B. Decision Under Review
[8] In a decision dated October 16, 2025, the RAD affirmed the RPD’s decision that the Applicant had a viable IFA in Mumbai.
[9] The RAD found that the Applicant is unlikely to be pursued on a national level. It described that even though the National Documentation Package (“NDP”
) reported that Indian police sometimes track even minor Khalistan supporters, these arrests normally involved journalists, activists, and human rights defenders, which the Applicant is not.
[10] In addition, the RAD noted that the Indian police had not pursued the Applicant for the six months after the Applicant stopped reporting to police even though he remained in India.
[11] Further, the RAD found that the Applicant’s non-militant status was unlikely to cause nationwide interest. Instead, the RAD stated the Applicant’s arrest was likely motivated by corrupt local police officers looking to collect bribes. On the national level, the RAD determined that Indian police lack adequate numbers and resources, especially to locate individuals like the Applicant who have not been charged with any crime.
[12] Finding that the Applicant is unlikely to face persecution in Mumbai, the RAD noted that the Applicant had not disagreed with the RPD’s finding that the IFA was a reasonable location. The RAD, therefore, concluded that it did not need to address the RPD’s unchallenged findings. The RAD further noted that the second prong of the IFA test is a substantial threshold, and the Applicant had not shown that living in Mumbai would be unreasonable, or that his life or safety would be in jeopardy.
III. Issue and Standard of Review
[13] The sole issue in this judicial review is whether the RAD’s decision is reasonable.
[14] The parties submit that the applicable standard of review is reasonableness (Canada (Minister of Citizenship and Immigration) v Vavilov, 2019 SCC 65 (“Vavilov”
). I agree.
[15] Reasonableness is a deferential, but robust, standard of review (Vavilov at paras 12-13). The reviewing court must determine whether the decision under review, including both its rationale and outcome, is transparent, intelligible and justified (Vavilov at para 15). A reasonable decision is one that is based on an internally coherent and rational chain of analysis and that is justified in relation to the facts and law that constrain the decision-maker (Vavilov at para 85).
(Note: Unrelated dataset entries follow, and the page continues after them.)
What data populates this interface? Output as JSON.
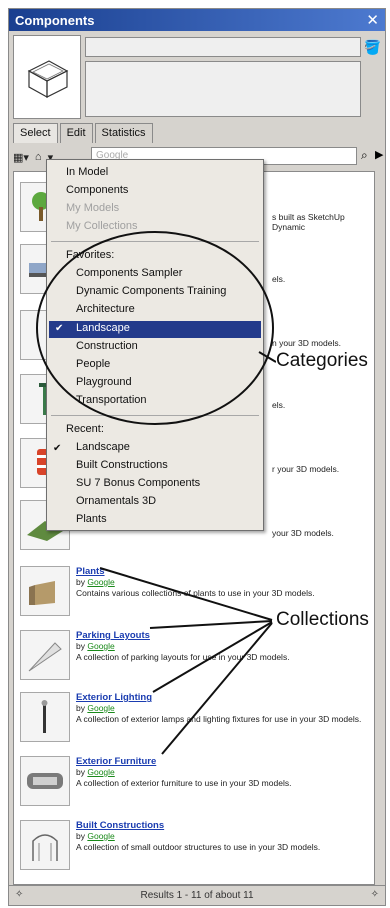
{
  "window": {
    "title": "Components"
  },
  "tabs": [
    {
      "label": "Select"
    },
    {
      "label": "Edit"
    },
    {
      "label": "Statistics"
    }
  ],
  "search": {
    "placeholder": "Google"
  },
  "menu": {
    "top": [
      "In Model",
      "Components"
    ],
    "top_disabled": [
      "My Models",
      "My Collections"
    ],
    "favorites_label": "Favorites:",
    "favorites": [
      "Components Sampler",
      "Dynamic Components Training",
      "Architecture",
      "Landscape",
      "Construction",
      "People",
      "Playground",
      "Transportation"
    ],
    "selected": "Landscape",
    "recent_label": "Recent:",
    "recent": [
      "Landscape",
      "Built Constructions",
      "SU 7 Bonus Components",
      "Ornamentals 3D",
      "Plants"
    ]
  },
  "partial_descriptions": [
    "s built as SketchUp Dynamic",
    "els.",
    "n your 3D models.",
    "els.",
    "r your 3D models.",
    "your 3D models."
  ],
  "results": [
    {
      "title": "Plants",
      "by": "by",
      "author": "Google",
      "desc": "Contains various collections of plants to use in your 3D models."
    },
    {
      "title": "Parking Layouts",
      "by": "by",
      "author": "Google",
      "desc": "A collection of parking layouts for use in your 3D models."
    },
    {
      "title": "Exterior Lighting",
      "by": "by",
      "author": "Google",
      "desc": "A collection of exterior lamps and lighting fixtures for use in your 3D models."
    },
    {
      "title": "Exterior Furniture",
      "by": "by",
      "author": "Google",
      "desc": "A collection of exterior furniture to use in your 3D models."
    },
    {
      "title": "Built Constructions",
      "by": "by",
      "author": "Google",
      "desc": "A collection of small outdoor structures to use in your 3D models."
    }
  ],
  "status": {
    "text": "Results 1 - 11 of about 11"
  },
  "callouts": {
    "categories": "Categories",
    "collections": "Collections"
  },
  "icons": {
    "close": "close-icon",
    "paint": "paint-bucket-icon",
    "view": "view-options-icon",
    "home": "home-icon",
    "search": "search-icon",
    "forward": "forward-icon"
  },
  "colors": {
    "title_bar": "#1a3f8f",
    "selection": "#233a8b",
    "link": "#1a3cb0",
    "author_link": "#1a8a1a"
  }
}
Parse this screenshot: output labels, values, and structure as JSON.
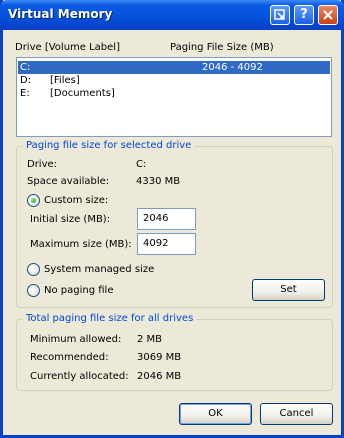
{
  "window": {
    "title": "Virtual Memory"
  },
  "titlebar_buttons": [
    "help-icon",
    "close-icon",
    "arrow-icon"
  ],
  "list": {
    "header_drive": "Drive  [Volume Label]",
    "header_size": "Paging File Size (MB)",
    "rows": [
      {
        "drive": "C:",
        "label": "",
        "size": "2046 - 4092"
      },
      {
        "drive": "D:",
        "label": "[Files]",
        "size": ""
      },
      {
        "drive": "E:",
        "label": "[Documents]",
        "size": ""
      }
    ]
  },
  "selected": {
    "legend": "Paging file size for selected drive",
    "drive_label": "Drive:",
    "drive_value": "C:",
    "space_label": "Space available:",
    "space_value": "4330 MB",
    "custom_label": "Custom size:",
    "initial_label": "Initial size (MB):",
    "initial_value": "2046",
    "maximum_label": "Maximum size (MB):",
    "maximum_value": "4092",
    "system_label": "System managed size",
    "nopaging_label": "No paging file",
    "set_label": "Set"
  },
  "total": {
    "legend": "Total paging file size for all drives",
    "min_label": "Minimum allowed:",
    "min_value": "2 MB",
    "rec_label": "Recommended:",
    "rec_value": "3069 MB",
    "cur_label": "Currently allocated:",
    "cur_value": "2046 MB"
  },
  "buttons": {
    "ok": "OK",
    "cancel": "Cancel"
  }
}
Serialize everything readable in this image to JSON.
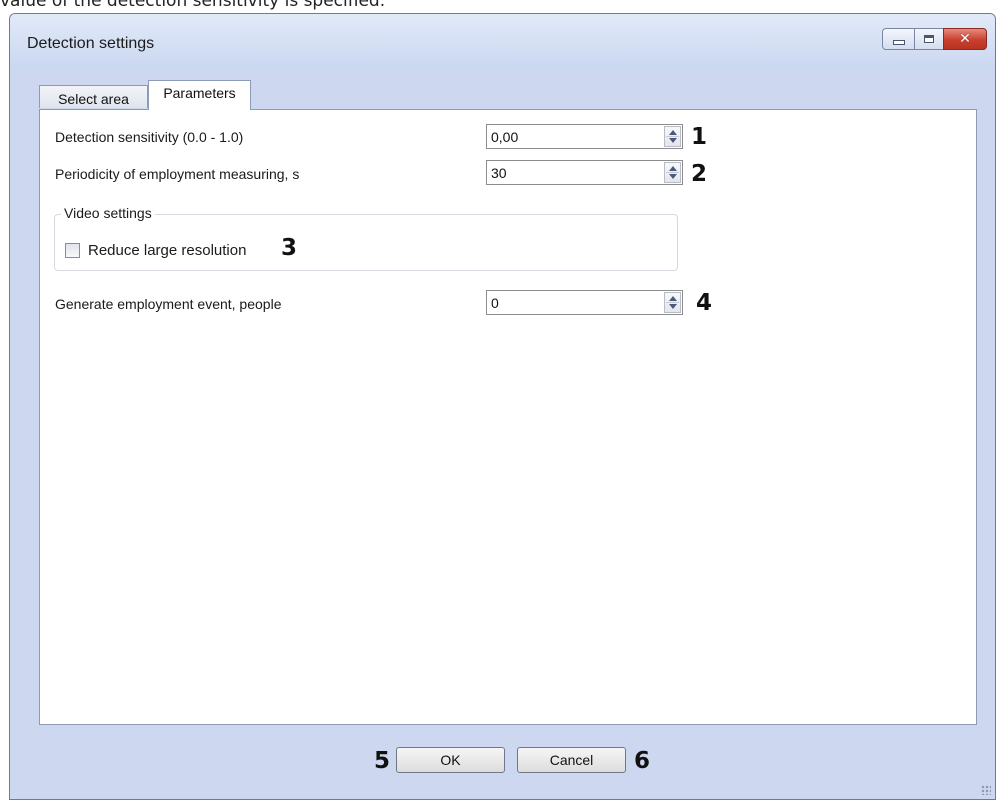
{
  "caption": "value of the detection sensitivity is specified.",
  "window": {
    "title": "Detection settings",
    "controls": {
      "minimize_icon": "minimize-icon",
      "maximize_icon": "maximize-icon",
      "close_glyph": "✕"
    }
  },
  "tabs": [
    {
      "label": "Select area",
      "active": false
    },
    {
      "label": "Parameters",
      "active": true
    }
  ],
  "params": {
    "sensitivity": {
      "label": "Detection sensitivity (0.0 - 1.0)",
      "value": "0,00",
      "marker": "1"
    },
    "periodicity": {
      "label": "Periodicity of employment measuring, s",
      "value": "30",
      "marker": "2"
    },
    "video_settings": {
      "title": "Video settings",
      "reduce_resolution": {
        "label": "Reduce large resolution",
        "checked": false,
        "marker": "3"
      }
    },
    "employment_event": {
      "label": "Generate employment event, people",
      "value": "0",
      "marker": "4"
    }
  },
  "footer": {
    "ok_label": "OK",
    "ok_marker": "5",
    "cancel_label": "Cancel",
    "cancel_marker": "6"
  },
  "colors": {
    "window_frame": "#cdd8f0",
    "close_button": "#c9402f",
    "panel_background": "#ffffff"
  }
}
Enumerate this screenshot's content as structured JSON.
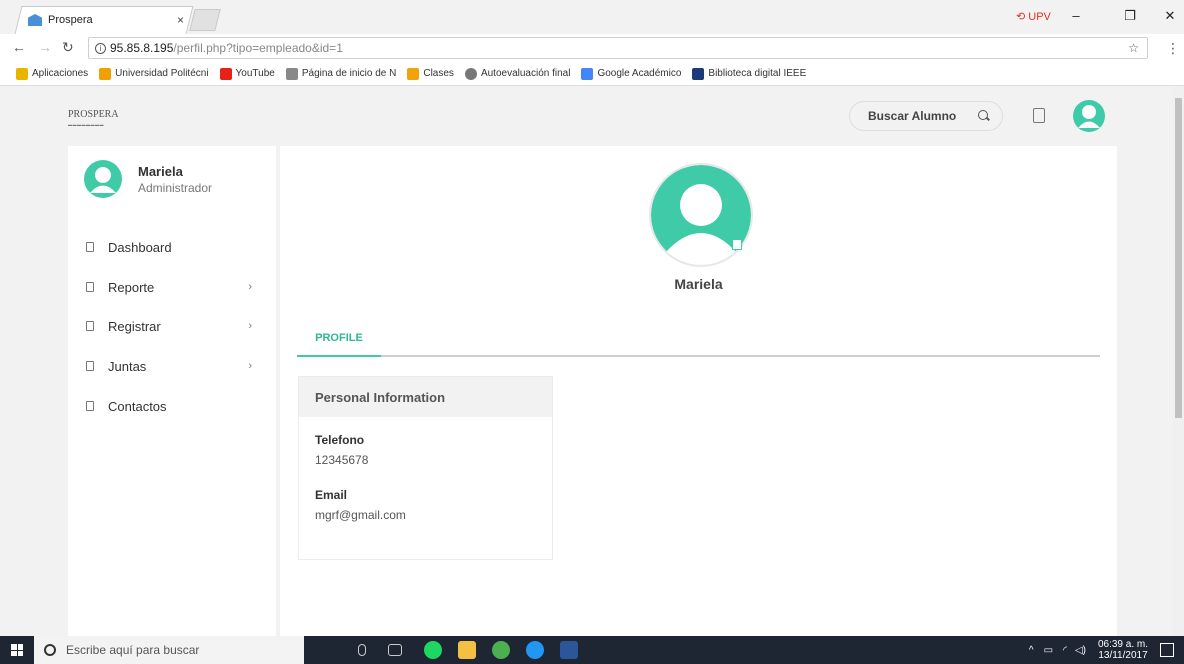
{
  "browser": {
    "tab_title": "Prospera",
    "tab_close": "×",
    "extension_label": "UPV",
    "url_host": "95.85.8.195",
    "url_path": "/perfil.php?tipo=empleado&id=1",
    "bookmarks": [
      {
        "label": "Aplicaciones",
        "color": "#e8b400"
      },
      {
        "label": "Universidad Politécni",
        "color": "#f0a000"
      },
      {
        "label": "YouTube",
        "color": "#e62117"
      },
      {
        "label": "Página de inicio de N",
        "color": "#888888"
      },
      {
        "label": "Clases",
        "color": "#f2a20c"
      },
      {
        "label": "Autoevaluación final",
        "color": "#777777"
      },
      {
        "label": "Google Académico",
        "color": "#4285f4"
      },
      {
        "label": "Biblioteca digital IEEE",
        "color": "#1a3a7a"
      }
    ]
  },
  "header": {
    "logo_text": "PROSPERA",
    "search_label": "Buscar Alumno"
  },
  "sidebar": {
    "user_name": "Mariela",
    "user_role": "Administrador",
    "items": [
      {
        "label": "Dashboard",
        "has_submenu": false
      },
      {
        "label": "Reporte",
        "has_submenu": true
      },
      {
        "label": "Registrar",
        "has_submenu": true
      },
      {
        "label": "Juntas",
        "has_submenu": true
      },
      {
        "label": "Contactos",
        "has_submenu": false
      }
    ],
    "chevron": "›"
  },
  "profile": {
    "name": "Mariela",
    "tab_label": "PROFILE",
    "card_title": "Personal Information",
    "phone_label": "Telefono",
    "phone_value": "12345678",
    "email_label": "Email",
    "email_value": "mgrf@gmail.com"
  },
  "taskbar": {
    "search_placeholder": "Escribe aquí para buscar",
    "time": "06:39 a. m.",
    "date": "13/11/2017"
  },
  "colors": {
    "accent": "#3fcba8",
    "taskbar": "#1e2633"
  }
}
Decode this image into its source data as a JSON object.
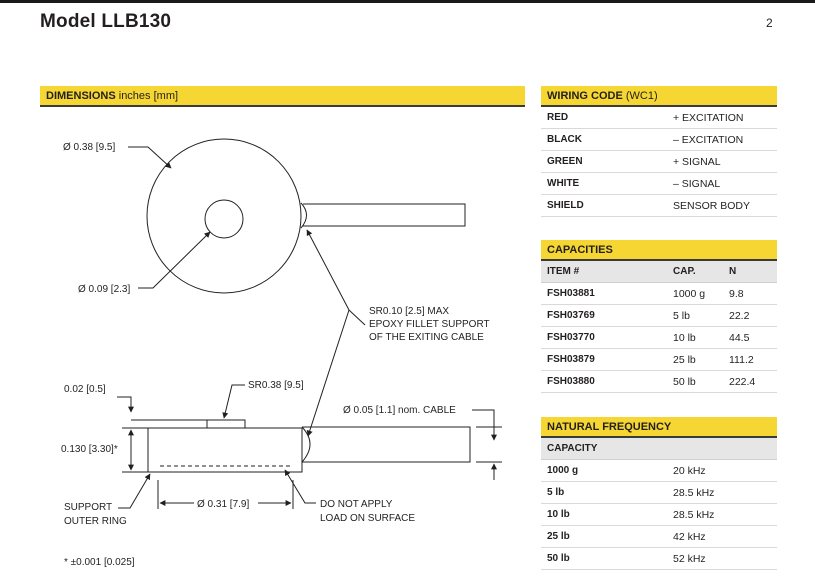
{
  "header": {
    "title": "Model LLB130",
    "page_number": "2"
  },
  "dimensions": {
    "title": "DIMENSIONS",
    "units": "inches [mm]",
    "labels": {
      "outer_dia": "Ø 0.38 [9.5]",
      "hole_dia": "Ø 0.09 [2.3]",
      "fillet_1": "SR0.10 [2.5] MAX",
      "fillet_2": "EPOXY FILLET SUPPORT",
      "fillet_3": "OF THE EXITING CABLE",
      "sr": "SR0.38 [9.5]",
      "button_h": "0.02 [0.5]",
      "body_h": "0.130 [3.30]*",
      "cable": "Ø 0.05 [1.1] nom. CABLE",
      "support_1": "SUPPORT",
      "support_2": "OUTER RING",
      "ring_dia": "Ø 0.31 [7.9]",
      "noload_1": "DO NOT APPLY",
      "noload_2": "LOAD ON SURFACE",
      "footnote": "* ±0.001 [0.025]"
    }
  },
  "wiring": {
    "title": "WIRING CODE",
    "code": "(WC1)",
    "rows": [
      {
        "color": "RED",
        "signal": "+ EXCITATION"
      },
      {
        "color": "BLACK",
        "signal": "– EXCITATION"
      },
      {
        "color": "GREEN",
        "signal": "+ SIGNAL"
      },
      {
        "color": "WHITE",
        "signal": "– SIGNAL"
      },
      {
        "color": "SHIELD",
        "signal": "SENSOR BODY"
      }
    ]
  },
  "capacities": {
    "title": "CAPACITIES",
    "headers": {
      "item": "ITEM #",
      "cap": "CAP.",
      "n": "N"
    },
    "rows": [
      {
        "item": "FSH03881",
        "cap": "1000 g",
        "n": "9.8"
      },
      {
        "item": "FSH03769",
        "cap": "5 lb",
        "n": "22.2"
      },
      {
        "item": "FSH03770",
        "cap": "10 lb",
        "n": "44.5"
      },
      {
        "item": "FSH03879",
        "cap": "25 lb",
        "n": "111.2"
      },
      {
        "item": "FSH03880",
        "cap": "50 lb",
        "n": "222.4"
      }
    ]
  },
  "natural_frequency": {
    "title": "NATURAL FREQUENCY",
    "header": "CAPACITY",
    "rows": [
      {
        "cap": "1000 g",
        "freq": "20 kHz"
      },
      {
        "cap": "5 lb",
        "freq": "28.5 kHz"
      },
      {
        "cap": "10 lb",
        "freq": "28.5 kHz"
      },
      {
        "cap": "25 lb",
        "freq": "42 kHz"
      },
      {
        "cap": "50 lb",
        "freq": "52 kHz"
      }
    ]
  },
  "colors": {
    "accent_bar": "#f5d633",
    "text": "#231f20",
    "table_header": "#e6e6e6"
  }
}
Whether a decision is reasonable depends on the relevant administrative setting, the record before the decision-maker, and the impact of the decision on those affected by its consequences (Vavilov at paras 88-90, 94, 133-135).
[16] For a decision to be unreasonable, the applicant must establish the decision contains flaws that are sufficiently central or significant (Vavilov at para 100). Not all errors or concerns about a decision will warrant intervention. A reviewing court must refrain from reweighing evidence before the decision-maker, and it should not interfere with factual findings absent exceptional circumstances (Vavilov at para 125). Flaws or shortcomings must be more than superficial or peripheral to the merits of the decision, or a “minor misstep”
(Vavilov at para 100).
IV. Analysis
[17] The Applicant submits that the RAD failed to grapple with the reasonableness of the IFA location and mischaracterized the Applicant’s persecutors as solely local authorities. The Applicant further submits that the RAD improperly relied on his non-militant status, instead of considering his participation in farmers’ protests, to conclude that there was no national interest in him.
[18] The Respondent submits that the RAD cannot be faulted for declining to consider the arguments not made before it, such as the reasonableness of the IFA and the Applicant’s participation in a farmers’ protest. The Respondent maintains that the RAD reasonably weighed the evidence showing that there is no national interest in the Applicant.
[19] I agree with the Respondent.
[20] The Applicant’s position is that he implicitly raised the reasonableness of the IFA location. The Applicant testified at the RPD hearing—not in his submissions to the RAD—that, if he continued his activism in support of Khalistan in Mumbai, the authorities would arrest him again. The RPD addressed this submission, and the Applicant did not challenge these findings in his appeal to the RAD either explicitly or implicitly. Therefore, the RAD was not obliged to address this argument (Kanawati v Canada (Citizenship and Immigration), 2020 FC 12 at para 23).
[21] In any event, the RAD addressed the Applicant’s fear of persecution for his political activism on a national level, including an analysis of the threat from both local and national police forces.
[22] Contrary to the Applicant’s submissions, the RAD’s finding that there was no national interest in the Applicant was not speculative. Based on the NDP, the RAD stated that the arrests of individuals opposing the government typically involve journalists, activists, and human rights defenders, which the Applicant is not. At the hearing, the Applicant submitted that the RAD’s assessment failed to consider how several individuals, who were not journalists or human rights defenders, were arrested during the same farmers’ protests in which the Applicant also took part. It is true that the RAD did not explicitly address this event. Nevertheless, this apparently isolated incident does not contradict the pattern that the RAD identified showing that arrests typically involve individuals with a different profile than the Applicant (Sotunde v Canada (Citizenship and Immigration), 2022 FC 1137 at para 25; Cepeda-Gutierrez v Canada (Minister of Citizenship and Immigration), 1998 CanLII 8667 at para 16 (FC)).
[23] The RAD further found that there was no national interest in the Applicant based on its analysis of the applicable local laws. The RAD noted that Indian laws allow police to detain a suspected militant for up to 180 days without charges, and yet the police chose to release the Applicant after three days. Relying on the NDP, the RAD considered the Indian police’s limited resources and the difficulty in locating the Applicant, who was unlikely to be in a tracking system because he was not charged with any crime.
[24] The RAD’s decision, therefore, reflects the evidence before it. The RAD considered the factors that the Applicant submits it overlooked and weighed key points of evidence according to the applicable factual and legal constraints (Vavilov at para 99). I do not find that the Applicant has raised a reviewable error in the decision that warrants this Court’s intervention.
V. Conclusion
[25] The RAD’s decision is justified in light of the factual and legal context before it, and it is therefore reasonable (Vavilov at paras 99). The RAD did not make speculative findings or ignore key arguments. For these reasons, I dismiss this judicial review.
[26] The parties did not raise any question for certification, and I agree that none arises.